Reconverting digital imagery back to 35mm or 16mm negative—standard for VFX shots or when broadcasting DCP-originated content to film. Laser recorder or CRI tech.
If you want to bring digital VFX shots or a completely digitally shot production to the cinema, you can't avoid the film-out – at least with traditional DCP workflows or if the distributor still insists on physical negative. The reconversion of data onto celluloid is a precise manufacturing process, not just a conversion.
The core problem: Your digital finish – whether from Nuke, After Effects, or the Digital Intermediate – exists as a 2K or 4K file. However, the cinema projector in the multiplex requires either a DCP (Digital Cinema Package) or physical 35mm negative for printing. For the latter, you use a laser recorder or CRI transfer system. The recorder scans your digital file pixel by pixel and exposes it directly onto film emulsion – line by line, frame by frame. This is not to be confused with a classic telecine (which is the other direction: Film → Digital).
In practice: You have completed a VFX shot with complex particles, lighting, and color grading. This shot now needs to match the other scenes shot on set – in terms of color, grain, and plasticity. The transfer technician sits with you and the colorist in the suite and watches the output on the monitor. The laser exposes directly into the emulsion material in true color channels (Red, Green, Blue). Quality losses occur due to incorrect calibration, poor gamma profiles, or if you work with overly compressed proxies instead of actual DPX/EXR sequences.
Practical Workflow: Your editor delivers the final file as an uncompressed sequence (12-bit DPX or 16-bit EXR), Linear Light, or with a LUT. The transfer house checks the color depth, resolution, and timing.
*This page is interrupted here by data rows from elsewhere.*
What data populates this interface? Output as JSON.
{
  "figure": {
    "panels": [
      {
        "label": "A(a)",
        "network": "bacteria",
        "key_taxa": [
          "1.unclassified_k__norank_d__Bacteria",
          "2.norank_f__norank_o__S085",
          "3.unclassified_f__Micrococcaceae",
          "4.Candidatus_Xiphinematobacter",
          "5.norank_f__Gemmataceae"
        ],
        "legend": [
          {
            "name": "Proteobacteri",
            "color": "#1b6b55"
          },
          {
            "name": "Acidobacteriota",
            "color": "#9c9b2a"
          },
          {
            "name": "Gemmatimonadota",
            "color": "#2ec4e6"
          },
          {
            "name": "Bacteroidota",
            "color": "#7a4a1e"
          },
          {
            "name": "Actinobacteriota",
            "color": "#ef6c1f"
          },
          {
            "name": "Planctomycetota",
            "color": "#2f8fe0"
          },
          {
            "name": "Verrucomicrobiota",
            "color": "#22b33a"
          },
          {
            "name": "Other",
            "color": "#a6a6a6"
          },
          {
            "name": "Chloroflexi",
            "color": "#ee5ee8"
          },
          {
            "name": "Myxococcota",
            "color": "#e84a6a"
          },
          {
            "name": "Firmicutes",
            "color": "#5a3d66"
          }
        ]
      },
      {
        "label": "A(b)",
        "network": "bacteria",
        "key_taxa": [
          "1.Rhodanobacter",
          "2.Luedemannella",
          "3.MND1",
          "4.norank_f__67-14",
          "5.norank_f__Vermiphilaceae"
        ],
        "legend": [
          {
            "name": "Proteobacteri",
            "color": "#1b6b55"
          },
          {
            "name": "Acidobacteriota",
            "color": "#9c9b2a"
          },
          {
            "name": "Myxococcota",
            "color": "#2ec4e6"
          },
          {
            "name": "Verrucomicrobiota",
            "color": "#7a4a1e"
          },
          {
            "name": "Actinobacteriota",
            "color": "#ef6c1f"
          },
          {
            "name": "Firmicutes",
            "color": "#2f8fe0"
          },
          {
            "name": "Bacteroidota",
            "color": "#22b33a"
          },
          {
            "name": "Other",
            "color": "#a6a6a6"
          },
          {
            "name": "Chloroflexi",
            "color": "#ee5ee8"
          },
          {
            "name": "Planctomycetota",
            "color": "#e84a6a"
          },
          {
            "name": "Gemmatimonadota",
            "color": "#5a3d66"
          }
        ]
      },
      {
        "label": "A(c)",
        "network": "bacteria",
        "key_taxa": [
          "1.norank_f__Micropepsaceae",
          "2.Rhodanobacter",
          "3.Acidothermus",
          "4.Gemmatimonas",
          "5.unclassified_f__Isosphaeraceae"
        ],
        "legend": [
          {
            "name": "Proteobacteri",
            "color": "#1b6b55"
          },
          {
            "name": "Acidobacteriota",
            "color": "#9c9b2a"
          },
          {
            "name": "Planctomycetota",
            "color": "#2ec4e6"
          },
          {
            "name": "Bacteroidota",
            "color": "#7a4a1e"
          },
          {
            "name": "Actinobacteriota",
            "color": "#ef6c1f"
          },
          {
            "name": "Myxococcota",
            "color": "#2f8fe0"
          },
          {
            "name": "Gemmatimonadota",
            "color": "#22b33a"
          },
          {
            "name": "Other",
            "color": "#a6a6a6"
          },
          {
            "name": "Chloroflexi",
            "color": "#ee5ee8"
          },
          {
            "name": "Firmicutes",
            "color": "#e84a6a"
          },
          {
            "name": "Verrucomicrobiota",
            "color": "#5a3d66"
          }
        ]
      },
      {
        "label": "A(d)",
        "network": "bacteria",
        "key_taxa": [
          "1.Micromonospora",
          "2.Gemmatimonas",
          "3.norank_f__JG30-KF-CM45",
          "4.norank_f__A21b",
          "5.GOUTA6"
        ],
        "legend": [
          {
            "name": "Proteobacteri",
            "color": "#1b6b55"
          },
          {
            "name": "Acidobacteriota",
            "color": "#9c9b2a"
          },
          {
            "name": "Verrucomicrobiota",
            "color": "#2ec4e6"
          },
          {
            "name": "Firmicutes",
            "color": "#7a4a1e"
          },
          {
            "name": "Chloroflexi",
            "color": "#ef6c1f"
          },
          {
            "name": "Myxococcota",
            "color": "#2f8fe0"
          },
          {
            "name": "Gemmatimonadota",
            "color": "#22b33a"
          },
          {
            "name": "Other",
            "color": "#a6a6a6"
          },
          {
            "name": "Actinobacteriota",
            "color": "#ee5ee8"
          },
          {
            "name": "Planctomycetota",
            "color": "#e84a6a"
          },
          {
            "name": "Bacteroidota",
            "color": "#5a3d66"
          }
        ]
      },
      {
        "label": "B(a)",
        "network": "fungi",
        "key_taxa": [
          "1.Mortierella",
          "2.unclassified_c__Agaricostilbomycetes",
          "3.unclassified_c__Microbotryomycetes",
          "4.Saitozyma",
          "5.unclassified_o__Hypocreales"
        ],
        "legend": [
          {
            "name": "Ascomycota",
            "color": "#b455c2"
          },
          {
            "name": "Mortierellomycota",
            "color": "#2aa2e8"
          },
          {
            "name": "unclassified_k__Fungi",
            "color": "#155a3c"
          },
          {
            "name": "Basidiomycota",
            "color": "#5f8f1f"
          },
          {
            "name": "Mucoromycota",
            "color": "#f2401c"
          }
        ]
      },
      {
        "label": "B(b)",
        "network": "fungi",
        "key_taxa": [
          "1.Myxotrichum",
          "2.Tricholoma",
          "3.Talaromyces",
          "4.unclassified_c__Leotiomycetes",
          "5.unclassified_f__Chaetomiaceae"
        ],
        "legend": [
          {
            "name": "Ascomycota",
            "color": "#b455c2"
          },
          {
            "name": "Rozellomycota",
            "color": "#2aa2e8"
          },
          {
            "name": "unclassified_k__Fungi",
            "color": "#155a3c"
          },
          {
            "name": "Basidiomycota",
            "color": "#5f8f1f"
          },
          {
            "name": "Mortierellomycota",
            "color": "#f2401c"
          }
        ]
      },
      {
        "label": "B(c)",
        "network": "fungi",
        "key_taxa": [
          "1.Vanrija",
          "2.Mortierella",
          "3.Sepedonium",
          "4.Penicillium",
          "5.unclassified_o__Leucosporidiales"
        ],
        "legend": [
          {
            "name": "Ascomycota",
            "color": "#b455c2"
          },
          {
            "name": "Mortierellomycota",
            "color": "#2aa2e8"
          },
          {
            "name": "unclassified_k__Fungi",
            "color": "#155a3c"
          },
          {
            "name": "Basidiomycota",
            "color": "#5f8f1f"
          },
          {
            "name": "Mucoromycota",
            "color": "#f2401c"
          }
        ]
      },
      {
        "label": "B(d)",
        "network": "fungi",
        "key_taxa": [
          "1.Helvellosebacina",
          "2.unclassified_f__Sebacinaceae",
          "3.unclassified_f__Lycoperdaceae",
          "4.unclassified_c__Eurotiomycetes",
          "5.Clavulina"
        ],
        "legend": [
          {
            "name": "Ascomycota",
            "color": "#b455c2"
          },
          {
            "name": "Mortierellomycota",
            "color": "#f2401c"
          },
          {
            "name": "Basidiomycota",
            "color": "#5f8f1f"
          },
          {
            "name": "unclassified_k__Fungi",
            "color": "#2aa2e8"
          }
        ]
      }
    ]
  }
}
Then, it's exposed onto 35mm S-2 or S-3 negative – depending on cinema standards and contrast requirements. After exposure, the negative goes into lab mixing, just like analog material. The result: Physical negative for prints, or you use the DCP route in parallel. In modern productions, the transfer is more of a backup measure or archive – most cinemas have long been playing DCPs. But for 70mm productions or restorations of classic films, film-out is still the gold standard.